Thursday, May 28, 2015

Marco Bitran: Tennis Lateral Epicondylitis


Introduction: Background

Tennis elbow is a form of tendinosis, which means that there is swelling and tenderness around the small bony part of your elbow, which is known as the "lateral epicondyle." The tendons around the elbow are designed to give the human body an extension reach of the wrist and fingers. Tendon damage or tendinosis is common in the elbow joint area and causes an internal fluid to leak out. If not properly cared for, this condition can form scar tissues, cause severe pain, and limits the movement of the joints.


It develops when the muscles and tendons of the forearm and the elbow joint is strenuously overused. This condition occurs more prevalently in men and women, between the ages of 30 to 60. Tennis players of all levels, like top champions - Roger Federer and Rafeal Nadal have experienced this condition, as has tennis players for years, which is the origin of the name. It is believed to be caused by the continued hitting of tennis balls, back and forth, up and down, causing tiny tears in the forearm tendon that is attached at the elbow.

However, anyone can develop tennis elbow, especially if you are involved in other sports that involves throwing and moving constantly, like golf and swimming. Everyday activities can also cause tennis elbow, like typing, gardening, plumbing, constructions, etc.


The first symptom of tennis elbow, naturally, is pain, which can last up to 12 weeks. This pain is felt on the outside of your upper forearm and down your arm towards the wrist. Tennis elbow pain can be felt when you bend, lift, or turn your forearm and elbow, especially in simple activated like writing, knitting or turning a door handle.


Tennis elbow is treatable and will heal naturally if you give it a helping hand, such as icing the elbow every couple of hours for several days, until the pain is gone.
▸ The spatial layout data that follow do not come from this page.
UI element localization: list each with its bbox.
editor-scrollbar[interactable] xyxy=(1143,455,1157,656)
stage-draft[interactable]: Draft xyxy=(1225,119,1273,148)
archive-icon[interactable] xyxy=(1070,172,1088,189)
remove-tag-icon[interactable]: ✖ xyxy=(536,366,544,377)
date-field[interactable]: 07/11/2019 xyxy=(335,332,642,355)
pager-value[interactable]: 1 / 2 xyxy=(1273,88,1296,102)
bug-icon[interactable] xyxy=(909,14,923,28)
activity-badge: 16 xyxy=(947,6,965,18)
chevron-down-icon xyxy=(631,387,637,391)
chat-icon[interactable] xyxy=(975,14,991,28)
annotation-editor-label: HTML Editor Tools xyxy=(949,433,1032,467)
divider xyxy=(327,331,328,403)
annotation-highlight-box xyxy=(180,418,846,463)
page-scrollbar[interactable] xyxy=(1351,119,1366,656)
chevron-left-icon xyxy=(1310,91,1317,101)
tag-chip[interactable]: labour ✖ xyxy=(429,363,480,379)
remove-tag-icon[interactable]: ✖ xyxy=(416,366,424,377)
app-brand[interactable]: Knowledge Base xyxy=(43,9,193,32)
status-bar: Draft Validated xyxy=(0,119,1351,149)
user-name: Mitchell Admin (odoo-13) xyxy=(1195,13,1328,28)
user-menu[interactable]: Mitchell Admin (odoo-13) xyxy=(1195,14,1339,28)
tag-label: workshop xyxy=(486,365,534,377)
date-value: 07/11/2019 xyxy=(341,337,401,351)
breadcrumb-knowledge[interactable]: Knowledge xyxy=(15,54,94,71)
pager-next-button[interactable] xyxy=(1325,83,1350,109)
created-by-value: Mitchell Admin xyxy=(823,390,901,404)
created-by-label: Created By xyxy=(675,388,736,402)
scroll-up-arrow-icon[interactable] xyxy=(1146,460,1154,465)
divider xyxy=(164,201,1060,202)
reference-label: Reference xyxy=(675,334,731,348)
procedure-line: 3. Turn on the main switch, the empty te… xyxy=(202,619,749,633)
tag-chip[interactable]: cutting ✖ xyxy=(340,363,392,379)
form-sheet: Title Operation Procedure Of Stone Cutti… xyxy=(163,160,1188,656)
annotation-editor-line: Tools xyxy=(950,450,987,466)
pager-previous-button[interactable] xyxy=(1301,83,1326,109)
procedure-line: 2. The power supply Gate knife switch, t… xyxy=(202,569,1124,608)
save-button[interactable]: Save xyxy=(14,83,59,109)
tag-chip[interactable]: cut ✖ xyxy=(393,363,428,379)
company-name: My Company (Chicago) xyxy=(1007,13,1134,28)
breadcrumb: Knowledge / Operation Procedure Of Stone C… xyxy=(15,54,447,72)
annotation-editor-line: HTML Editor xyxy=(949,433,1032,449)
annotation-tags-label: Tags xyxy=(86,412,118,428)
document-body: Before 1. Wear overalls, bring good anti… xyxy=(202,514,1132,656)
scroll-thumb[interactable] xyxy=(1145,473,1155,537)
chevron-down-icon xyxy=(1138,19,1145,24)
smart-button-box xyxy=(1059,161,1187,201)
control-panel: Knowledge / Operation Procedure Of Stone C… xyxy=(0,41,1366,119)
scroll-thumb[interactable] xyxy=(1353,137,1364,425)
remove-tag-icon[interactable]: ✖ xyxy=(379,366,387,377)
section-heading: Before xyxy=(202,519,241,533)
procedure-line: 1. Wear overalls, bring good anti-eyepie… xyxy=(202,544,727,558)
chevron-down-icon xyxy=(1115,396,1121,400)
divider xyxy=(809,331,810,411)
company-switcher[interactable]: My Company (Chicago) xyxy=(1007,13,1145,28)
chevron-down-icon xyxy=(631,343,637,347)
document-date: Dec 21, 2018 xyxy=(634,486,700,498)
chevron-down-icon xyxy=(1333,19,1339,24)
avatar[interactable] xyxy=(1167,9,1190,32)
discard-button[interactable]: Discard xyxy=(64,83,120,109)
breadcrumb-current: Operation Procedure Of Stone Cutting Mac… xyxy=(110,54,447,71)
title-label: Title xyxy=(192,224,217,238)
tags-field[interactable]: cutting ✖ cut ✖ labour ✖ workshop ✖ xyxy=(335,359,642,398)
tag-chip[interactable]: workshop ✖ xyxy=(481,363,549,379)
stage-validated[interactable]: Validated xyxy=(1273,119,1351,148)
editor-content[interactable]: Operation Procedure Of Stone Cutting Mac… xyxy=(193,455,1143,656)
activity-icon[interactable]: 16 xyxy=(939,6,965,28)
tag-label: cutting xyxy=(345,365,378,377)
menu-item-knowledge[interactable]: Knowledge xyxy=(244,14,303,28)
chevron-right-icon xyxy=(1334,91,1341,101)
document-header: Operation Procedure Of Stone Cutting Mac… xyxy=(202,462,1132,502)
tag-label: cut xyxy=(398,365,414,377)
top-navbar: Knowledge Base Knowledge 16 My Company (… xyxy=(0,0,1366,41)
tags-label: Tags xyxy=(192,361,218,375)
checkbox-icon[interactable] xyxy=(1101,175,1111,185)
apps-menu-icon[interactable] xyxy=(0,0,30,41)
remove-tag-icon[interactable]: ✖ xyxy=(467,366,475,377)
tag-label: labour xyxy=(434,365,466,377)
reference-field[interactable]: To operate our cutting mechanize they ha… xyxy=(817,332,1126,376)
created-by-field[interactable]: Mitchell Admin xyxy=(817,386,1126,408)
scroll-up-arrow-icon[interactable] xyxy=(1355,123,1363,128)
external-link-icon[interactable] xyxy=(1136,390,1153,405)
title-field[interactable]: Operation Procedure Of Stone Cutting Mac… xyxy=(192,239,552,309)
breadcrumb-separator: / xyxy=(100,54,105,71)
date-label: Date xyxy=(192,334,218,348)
Additional treatment aids, include:
• physical therapy.
• motion exercises to keep the muscles and tendons flexible and strengthened.
• anti-inflammatory tablets like ibuprofen or aspirin.
• medical help with painkillers or steroids to help ease swelling and pain.
• elbow strap to protect the damaged tenons.

Overall, 90% to 95% of people with tennis elbow will improve and recover. However, if these techniques do not work, and your doctor detects a more serious case of tennis elbow, then they will probably suggest surgery, which requires the removal or repairing of damaged tendons.